Guest Post By Viviane Callier

The way your brain tells your hands and feet to move is unique to you.  Your brain uses a map to control where your hands are going, and your map wouldn’t work in anyone else’s head.  Understanding how these maps are created in different brains, and how unique they are to individuals, is key to designing next-generation prosthetics.

You have a map in your head that coordinates physical movement. It wouldn't work in any other head, or body.

In contrast to a robot, the brain is not programmed to solve mathematical equations for the forces required to produce a given movement.  Instead, it learns both forward maps, which link a firing pattern of neurons to a specific movement, and inverse maps, which are used to infer the pattern of neuron activation pattern required to produce a desired movement. These maps are built through trial and error, and kept in memory. Due to the randomness involved in trial and error exploration, no two brains build quite the same movement maps.

To study the process by which brains learn these maps,  Tim Hanson, a graduate student in the neurobiology lab of Miguel Nicolelis, has been using electrodes to record activity patterns from individual neurons in the brains of monkeys who are learning to control prosthetic arms.

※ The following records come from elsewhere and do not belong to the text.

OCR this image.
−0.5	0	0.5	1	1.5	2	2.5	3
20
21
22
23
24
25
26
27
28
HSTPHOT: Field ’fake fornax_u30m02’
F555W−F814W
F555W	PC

The team wants to design a general way to connect prosthetics to a person’s individual brain map, which is a challenge because no two brains make the same map.  The commonality between people is not the particular maps, but rather how these maps are learned.  Therefore, future brain-controlled prosthetics need to integrate well with the biological process by which these maps are learned.

By recording the activity of the brain and correlating it with behavior over time as control of the prosthetic arm improves, Hanson can visualize the map being created in the monkey’s brain.

Observing the learning process in real time in a monkey’s brain will further understanding of how we learn, and potentially aid prosthetic design, Hanson says.